Pada hakekatnya, perayaan maulid ini bertujuan mengumpulkan muslimin untuk Medan Tablig dan bersilaturahmi sekaligus mendengarkan ceramah islami yg diselingi bershalawat dan salam pada Rasul saw, dan puji pujian pada Allah dan Rasul saw yg sudah diperbolehkan oleh Rasul saw, dan untuk mengembalikan kecintaan mereka pada Rasul saw, maka semua maksud ini tujuannya adalah kebangkitan risalah pada ummat yg dalam ghaflah, maka Imam dan Fuqaha manapun tak akan ada yg mengingkarinya karena jelas jelas merupakan salah satu cara membangkitkan keimanan muslimin, hal semacam ini tak pantas dimungkiri oleh setiap muslimin aqlan wa syar’an (secara logika dan hukum syariah), karena hal ini merupakan hal yg mustahab (yg dicintai), sebagaiman kaidah syariah bahwa “Maa Yatimmul waajib illa bihi fahuwa wajib”, semua yg menjadi penyebab kewajiban dengannya maka hukumnya wajib.
berkata Imam Ibn Hajar Alhaitsamiy rahimahullah bahwa Bid’ah hasanah sudah menjadi kesepakatan para imam bahwa itu merupakan hal yg sunnah, (berlandaskan hadist shahih muslim no.1017 yg terncantum pd Bab Bid’ah) yaitu bila dilakukan mendapat pahala dan bila ditinggalkan tidak mendapat dosa, dan mengadakan maulid itu adalah salah satu Bid’ah hasanah,
contohnya saja bila sebagaimana kita ketahui bahwa menutup aurat dalam shalat hukumnya wajib, dan membeli baju hukumnya mubah, namun suatu waktu saat kita akan melakukan shalat kebetulan kita tak punya baju penutup aurat kecuali harus membeli dulu, maka membeli baju hukumnya berubah menjadi wajib, karena perlu dipakai untuk melaksanakan shalat yg wajib .

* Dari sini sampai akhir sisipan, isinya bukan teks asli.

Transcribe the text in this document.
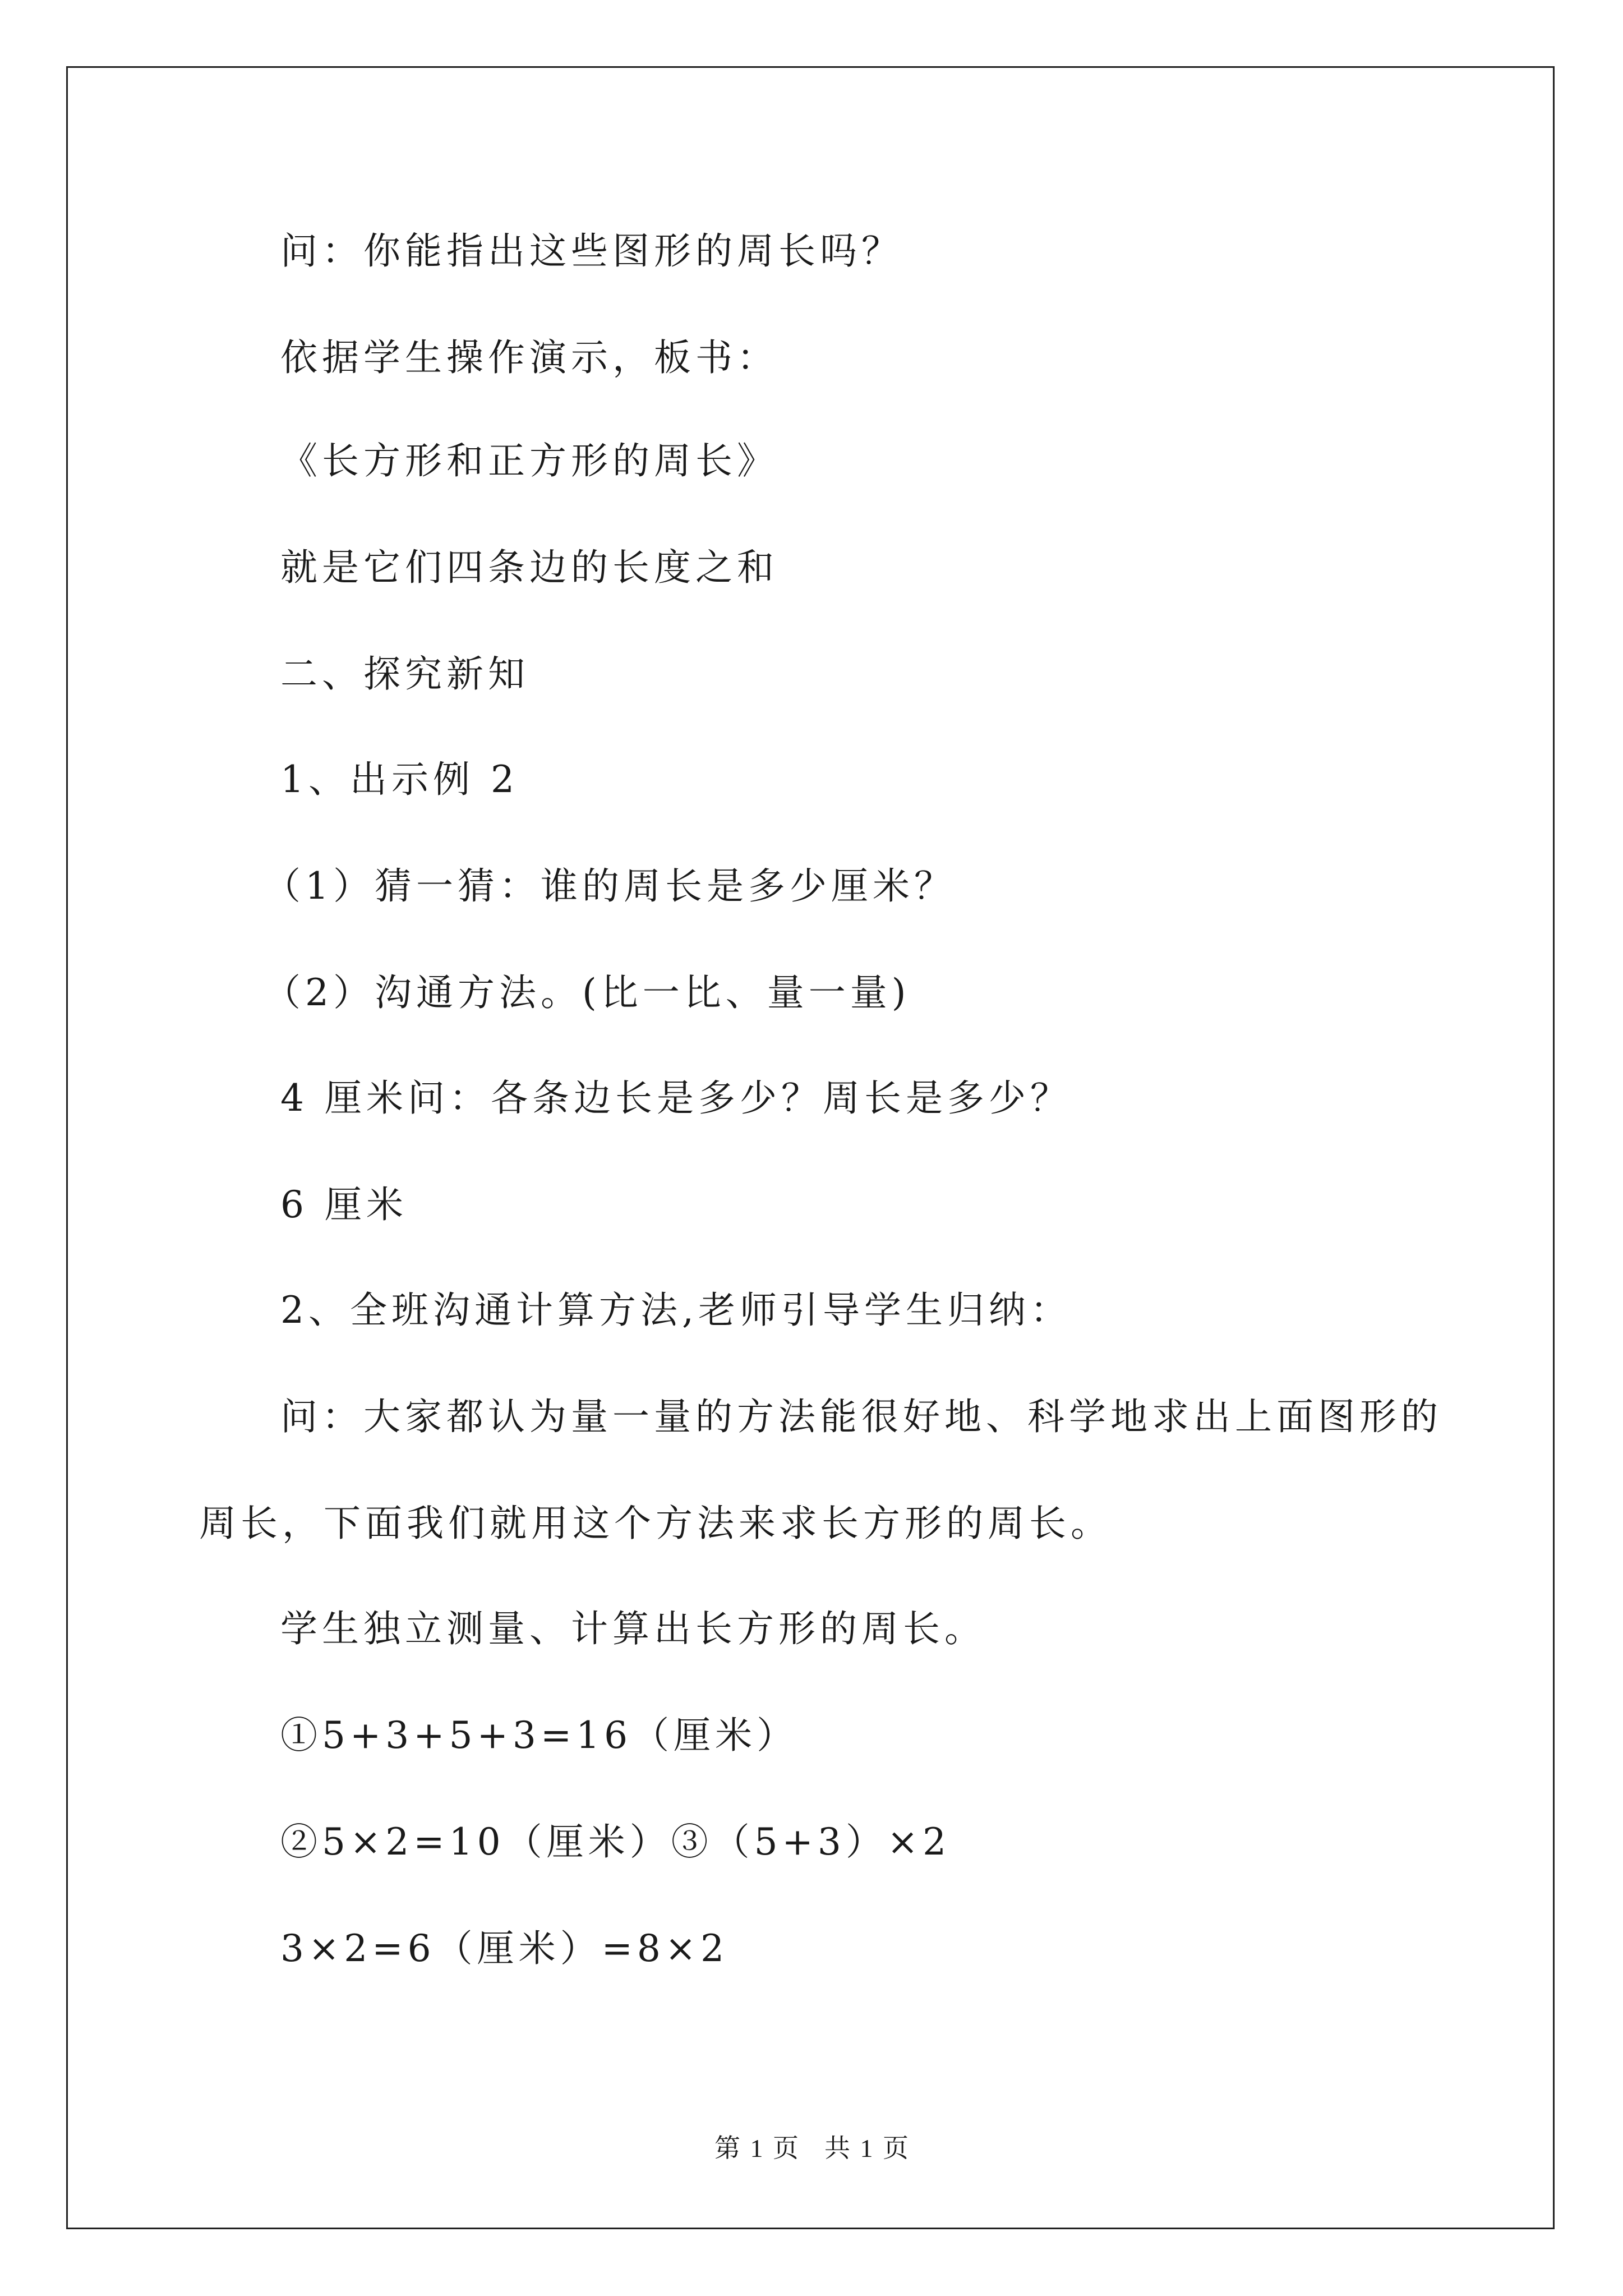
问：你能指出这些图形的周长吗？
依据学生操作演示，板书：
《长方形和正方形的周长》
就是它们四条边的长度之和
二、探究新知
1、出示例 2
（1）猜一猜：谁的周长是多少厘米？
（2）沟通方法。(比一比、量一量)
4 厘米问：各条边长是多少？周长是多少？
6 厘米
2、全班沟通计算方法,老师引导学生归纳：
问：大家都认为量一量的方法能很好地、科学地求出上面图形的
周长，下面我们就用这个方法来求长方形的周长。
学生独立测量、计算出长方形的周长。
①5+3+5+3=16（厘米）
②5×2=10（厘米）③（5+3）×2
3×2=6（厘米）=8×2
第 1 页　共 1 页
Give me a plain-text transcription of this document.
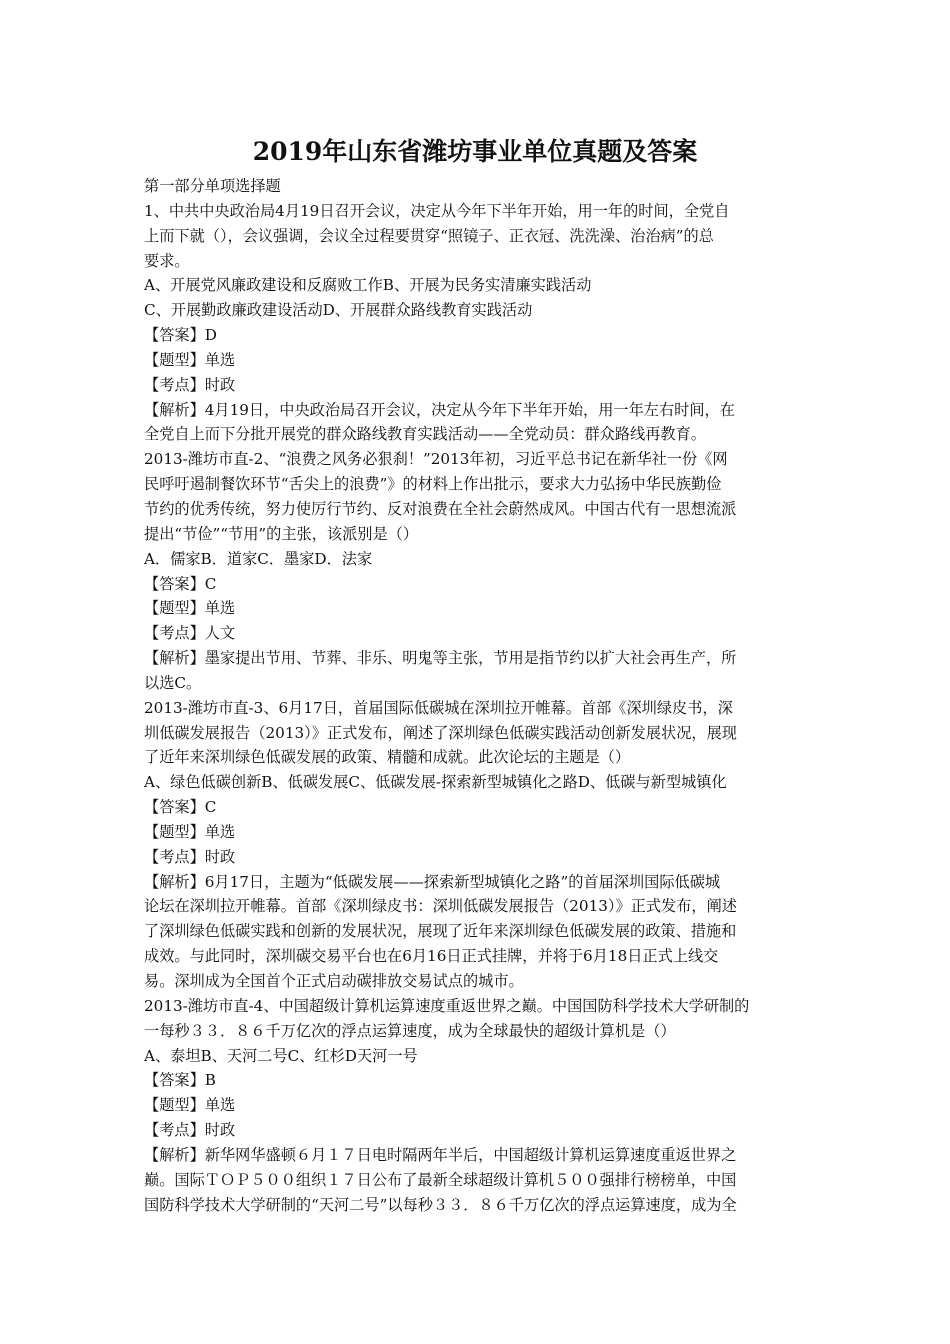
2019年山东省潍坊事业单位真题及答案
第一部分单项选择题
1、中共中央政治局4月19日召开会议，决定从今年下半年开始，用一年的时间，全党自
上而下就（），会议强调，会议全过程要贯穿“照镜子、正衣冠、洗洗澡、治治病”的总
要求。
A、开展党风廉政建设和反腐败工作B、开展为民务实清廉实践活动
C、开展勤政廉政建设活动D、开展群众路线教育实践活动
【答案】D
【题型】单选
【考点】时政
【解析】4月19日，中央政治局召开会议，决定从今年下半年开始，用一年左右时间，在
全党自上而下分批开展党的群众路线教育实践活动——全党动员：群众路线再教育。
2013-潍坊市直-2、“浪费之风务必狠刹！”2013年初，习近平总书记在新华社一份《网
民呼吁遏制餐饮环节“舌尖上的浪费”》的材料上作出批示，要求大力弘扬中华民族勤俭
节约的优秀传统，努力使厉行节约、反对浪费在全社会蔚然成风。中国古代有一思想流派
提出“节俭”“节用”的主张，该派别是（）
A．儒家B．道家C．墨家D．法家
【答案】C
【题型】单选
【考点】人文
【解析】墨家提出节用、节葬、非乐、明鬼等主张，节用是指节约以扩大社会再生产，所
以选C。
2013-潍坊市直-3、6月17日，首届国际低碳城在深圳拉开帷幕。首部《深圳绿皮书，深
圳低碳发展报告（2013）》正式发布，阐述了深圳绿色低碳实践活动创新发展状况，展现
了近年来深圳绿色低碳发展的政策、精髓和成就。此次论坛的主题是（）
A、绿色低碳创新B、低碳发展C、低碳发展-探索新型城镇化之路D、低碳与新型城镇化
【答案】C
【题型】单选
【考点】时政
【解析】6月17日，主题为“低碳发展——探索新型城镇化之路”的首届深圳国际低碳城
论坛在深圳拉开帷幕。首部《深圳绿皮书：深圳低碳发展报告（2013）》正式发布，阐述
了深圳绿色低碳实践和创新的发展状况，展现了近年来深圳绿色低碳发展的政策、措施和
成效。与此同时，深圳碳交易平台也在6月16日正式挂牌，并将于6月18日正式上线交
易。深圳成为全国首个正式启动碳排放交易试点的城市。
2013-潍坊市直-4、中国超级计算机运算速度重返世界之巅。中国国防科学技术大学研制的
一每秒３３．８６千万亿次的浮点运算速度，成为全球最快的超级计算机是（）
A、泰坦B、天河二号C、红杉D天河一号
【答案】B
【题型】单选
【考点】时政
【解析】新华网华盛顿６月１７日电时隔两年半后，中国超级计算机运算速度重返世界之
巅。国际ＴＯＰ５００组织１７日公布了最新全球超级计算机５００强排行榜榜单，中国
国防科学技术大学研制的“天河二号”以每秒３３．８６千万亿次的浮点运算速度，成为全
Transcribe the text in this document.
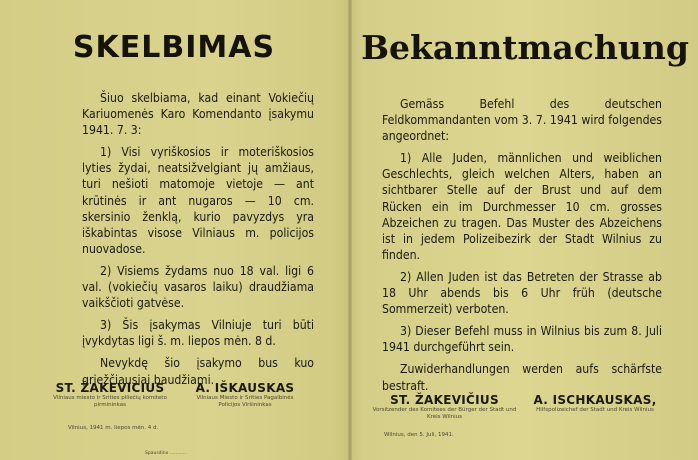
SKELBIMAS

Šiuo skelbiama, kad einant Vokiečių Kariuomenės Karo Komendanto įsakymu 1941. 7. 3:

1) Visi vyriškosios ir moteriškosios lyties žydai, neatsižvelgiant jų amžiaus, turi nešioti matomoje vietoje — ant krūtinės ir ant nugaros — 10 cm. skersinio ženklą, kurio pavyzdys yra iškabintas visose Vilniaus m. policijos nuovadose.

2) Visiems žydams nuo 18 val. ligi 6 val. (vokiečių vasaros laiku) draudžiama vaikščioti gatvėse.

3) Šis įsakymas Vilniuje turi būti įvykdytas ligi š. m. liepos mėn. 8 d.

Nevykdę šio įsakymo bus kuo griežčiausiai baudžiami.

ST. ŽAKEVICIUS
Vilniaus miesto ir Srities piliečių komiteto pirmininkas
A. IŠKAUSKAS
Vilniaus Miesto ir Srities Pagalbinės Policijos Viršininkas
Vilnius, 1941 m. liepos mėn. 4 d.
Spausdino ............
Bekanntmachung

Gemäss Befehl des deutschen Feldkommandanten vom 3. 7. 1941 wird folgendes angeordnet:

1) Alle Juden, männlichen und weiblichen Geschlechts, gleich welchen Alters, haben an sichtbarer Stelle auf der Brust und auf dem Rücken ein im Durchmesser 10 cm. grosses Abzeichen zu tragen. Das Muster des Abzeichens ist in jedem Polizeibezirk der Stadt Wilnius zu finden.

2) Allen Juden ist das Betreten der Strasse ab 18 Uhr abends bis 6 Uhr früh (deutsche Sommerzeit) verboten.

3) Dieser Befehl muss in Wilnius bis zum 8. Juli 1941 durchgeführt sein.

Zuwiderhandlungen werden aufs schärfste bestraft.

ST. ŽAKEVIČIUS
Vorsitzender des Komitees der Bürger der Stadt und Kreis Wilnius
A. ISCHKAUSKAS,
Hilfspolizeichef der Stadt und Kreis Wilnius
Wilnius, den 5. Juli, 1941.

Pendapat Imam Al hafidh Abu Syaamah rahimahullah (Guru imam Nawawi) :
Merupakan Bid’ah hasanah yg mulia dizaman kita ini adalah perbuatan yg diperbuat setiap tahunnya di hari kelahiran Rasul saw dengan banyak bersedekah, dan kegembiraan, menjamu para fuqara, seraya menjadikan hal itu memuliakan Rasul saw dan membangkitkan rasa cinta pada beliau saw, dan bersyukur kepada Allah dg kelahiran Nabi saw.
Tiada satupun para Muhadditsin dan para Imam yg menentang dan melarang hal ini, mengenai beberapa pernyataan pada Imam dan Muhadditsin yg menentang maulid sebagaimana disampaikan oleh kalangan anti maulid, maka mereka ternyata hanya menggunting dan memotong ucapan para Imam itu, dengan kelicikan yg jelas jelas meniru kelicikan para misionaris dalam menghancurkan Islam.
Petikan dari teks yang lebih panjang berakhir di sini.